On that note, SCOTUS’s latest order list is something of a doozy, as we have two “conservative” justices–including Alito, a textualist once considered Justice Antonin Scalia’s philosophical heir–calling out one of the major achievements of Justice’s Scalia’s tenure, the reinvigorated Confrontation Clause.
First off, Justice Alito’s dissent will be potentially shocking to those who have followed the saga of the reinvigorated Confrontation Clause since Scalia authored the majority decision in Crawford v. Washington roughly two decades ago. While that decision kicked off major substantive changes in this area of criminal law, Alito uses his dissent, interestingly, to admit that this project may have been faulty from the start. Alito claims that new “historical research” has undermined Crawford’s originalist logic and, more problematically, that the holding of Crawford is textually inconsistent with other closely-related passages in the Constitution. To Justice Alito, “the real problem may be Crawford itself and its conclusion that the Confrontation Clause codified a well-established common law right against the use of any ‘testimonial’ statement made out of court by a person who is available to testify and was not previously subject to cross-examination by the defendant.” While developments in historical legal scholarship may not independently justify reconsideration of this important line of case law, Justice Alito further points out that “the current state of our Confrontation Clause jurisprudence is unstable and badly in need of repair.” Accordingly, Justice Alito urges his colleagues to revisit the issue in a future case and to potentially rethink Crawford itself.

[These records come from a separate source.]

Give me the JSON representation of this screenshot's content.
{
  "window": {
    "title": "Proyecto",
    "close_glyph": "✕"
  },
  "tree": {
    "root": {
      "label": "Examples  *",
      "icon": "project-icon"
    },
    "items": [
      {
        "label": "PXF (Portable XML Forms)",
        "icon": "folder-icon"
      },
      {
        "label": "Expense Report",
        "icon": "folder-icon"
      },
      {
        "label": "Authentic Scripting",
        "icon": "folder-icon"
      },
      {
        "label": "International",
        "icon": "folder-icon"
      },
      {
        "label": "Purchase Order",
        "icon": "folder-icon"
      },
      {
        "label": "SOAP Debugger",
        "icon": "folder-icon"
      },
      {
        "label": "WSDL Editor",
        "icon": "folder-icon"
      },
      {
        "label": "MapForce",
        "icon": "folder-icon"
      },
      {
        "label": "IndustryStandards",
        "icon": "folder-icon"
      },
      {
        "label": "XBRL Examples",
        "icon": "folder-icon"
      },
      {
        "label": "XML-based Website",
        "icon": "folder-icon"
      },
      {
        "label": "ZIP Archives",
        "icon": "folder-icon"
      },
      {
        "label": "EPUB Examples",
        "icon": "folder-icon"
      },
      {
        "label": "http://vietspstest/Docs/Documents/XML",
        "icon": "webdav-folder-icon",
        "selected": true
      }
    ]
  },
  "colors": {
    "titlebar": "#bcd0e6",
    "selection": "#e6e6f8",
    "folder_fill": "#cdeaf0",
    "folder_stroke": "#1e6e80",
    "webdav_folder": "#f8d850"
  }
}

Meanwhile, Justice Gorsuch, who also files a separate dissent, agrees with Justice Alito that the Confrontation Clause jurisprudence has failed to clarify workable rules for litigants, although he does not go as far as Justice Alito in his critique. Instead, he focuses on the “primary purpose test,” a legal standard that he views as atextual and subject to a number of incompatible definitions issued by SCOTUS in the intervening 20 years. Accordingly, he invites future litigation on this topic in the hopes that, perhaps one day, a workable and unified theory can be produced.
Taken together, while both dissents critique the current state of the law, they offer ammunition to different actors. As many criminal defense attorneys know, the Confrontation Clause has been a useful tool, as it can be invoked to create difficult evidentiary hurdles for state actors. Justice Alito’s invitation to potentially scrap the entire Crawford analysis may therefore prove irresistible for state actors who have been frustrated by its demands, especially in cases involving forensic evidence. However, Justice Gorsuch’s decision highlights an aspect of the post-Crawford case law which has equally bedeviled defense litigators, the flexible “primary purpose” test which often shields at least some statements that feel “testimonial” from being subject to Crawford‘s strict demands. (As, for example, in SCOW’s Mattox decision, cited in this dissent.) Given these two dissents, we are certainly interested to see where things go from here!